/pubex

Primary LanguageJava

requirements

  • java 8

running

build the project:

$ ./mvnw clean install
[INFO] Scanning for projects...
[INFO] ------------------------------------------------------------------------
[INFO] Reactor Build Order:
[INFO]
[INFO] publication-explorer                                               [pom]
[INFO] publication-explorer-nlp                                           [jar]

...

[INFO] ------------------------------------------------------------------------
[INFO] Reactor Summary:
[INFO]
[INFO] publication-explorer 1.0.0-SNAPSHOT ................ SUCCESS [  0.398 s]
[INFO] publication-explorer-nlp 1.0.0.-SNAPSHOT ........... SUCCESS [02:02 min]
[INFO] ------------------------------------------------------------------------
[INFO] BUILD SUCCESS
[INFO] ------------------------------------------------------------------------
[INFO] Total time:  02:03 min
[INFO] Finished at: 2019-05-22T10:36:45+02:00
[INFO] ------------------------------------------------------------------------

After the project has been built, you can run it. The jar itself is a fat jar, and contains all libraries and other resources that are needed to run it (except the jvm, of course)

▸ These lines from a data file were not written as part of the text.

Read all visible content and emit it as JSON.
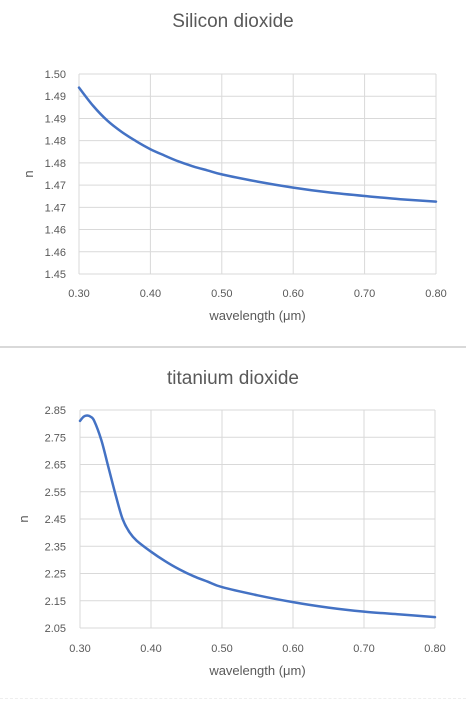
{
  "chart_data": [
    {
      "type": "line",
      "title": "Silicon dioxide",
      "xlabel": "wavelength (μm)",
      "ylabel": "n",
      "xlim": [
        0.3,
        0.8
      ],
      "ylim": [
        1.45,
        1.5
      ],
      "x_ticks": [
        "0.30",
        "0.40",
        "0.50",
        "0.60",
        "0.70",
        "0.80"
      ],
      "y_ticks": [
        "1.45",
        "1.46",
        "1.46",
        "1.47",
        "1.47",
        "1.48",
        "1.48",
        "1.49",
        "1.49",
        "1.50"
      ],
      "grid": true,
      "color": "#4472c4",
      "series": [
        {
          "x": [
            0.3,
            0.32,
            0.34,
            0.36,
            0.38,
            0.4,
            0.42,
            0.44,
            0.46,
            0.48,
            0.5,
            0.55,
            0.6,
            0.65,
            0.7,
            0.75,
            0.8
          ],
          "values": [
            1.4966,
            1.492,
            1.4883,
            1.4855,
            1.4832,
            1.4812,
            1.4796,
            1.4781,
            1.4769,
            1.4759,
            1.4749,
            1.4731,
            1.4716,
            1.4704,
            1.4695,
            1.4687,
            1.4681
          ]
        }
      ]
    },
    {
      "type": "line",
      "title": "titanium dioxide",
      "xlabel": "wavelength (μm)",
      "ylabel": "n",
      "xlim": [
        0.3,
        0.8
      ],
      "ylim": [
        2.05,
        2.85
      ],
      "x_ticks": [
        "0.30",
        "0.40",
        "0.50",
        "0.60",
        "0.70",
        "0.80"
      ],
      "y_ticks": [
        "2.05",
        "2.15",
        "2.25",
        "2.35",
        "2.45",
        "2.55",
        "2.65",
        "2.75",
        "2.85"
      ],
      "grid": true,
      "color": "#4472c4",
      "series": [
        {
          "x": [
            0.3,
            0.305,
            0.31,
            0.315,
            0.32,
            0.33,
            0.34,
            0.35,
            0.36,
            0.37,
            0.38,
            0.4,
            0.42,
            0.44,
            0.46,
            0.48,
            0.5,
            0.55,
            0.6,
            0.65,
            0.7,
            0.75,
            0.8
          ],
          "values": [
            2.81,
            2.825,
            2.83,
            2.825,
            2.81,
            2.74,
            2.64,
            2.54,
            2.45,
            2.4,
            2.37,
            2.33,
            2.295,
            2.265,
            2.24,
            2.22,
            2.2,
            2.17,
            2.145,
            2.125,
            2.11,
            2.1,
            2.09
          ]
        }
      ]
    }
  ]
}
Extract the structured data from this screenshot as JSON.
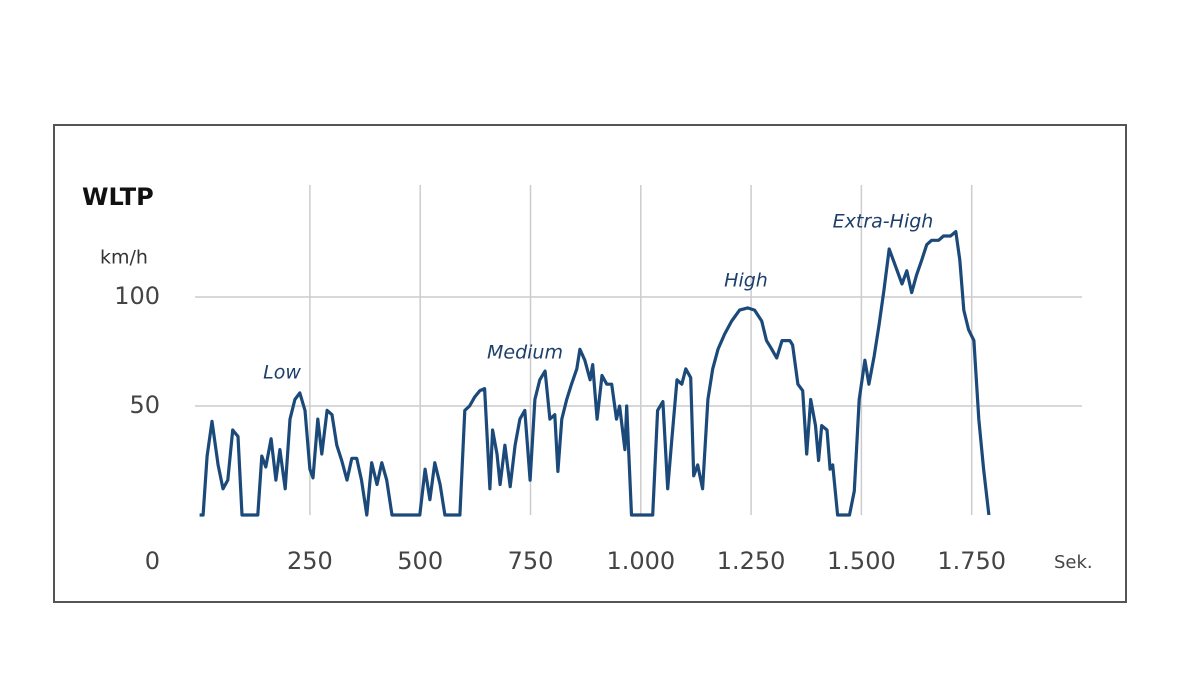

$ java -jar ./publication-explorer-nlp/target/publication-explorer-nlp-1.0.0.-SNAPSHOT-shaded.jar

To learn what happens, start digging through the code starting with the main: helt.pubex.Main.

development

import the maven projects into the IDE of your choice, and start working.

data input

create a directory tree with this layout:

* data
  * input
    * pdf   <--- Put pdf files here
    * txt   <--- put *.txt files here
  * output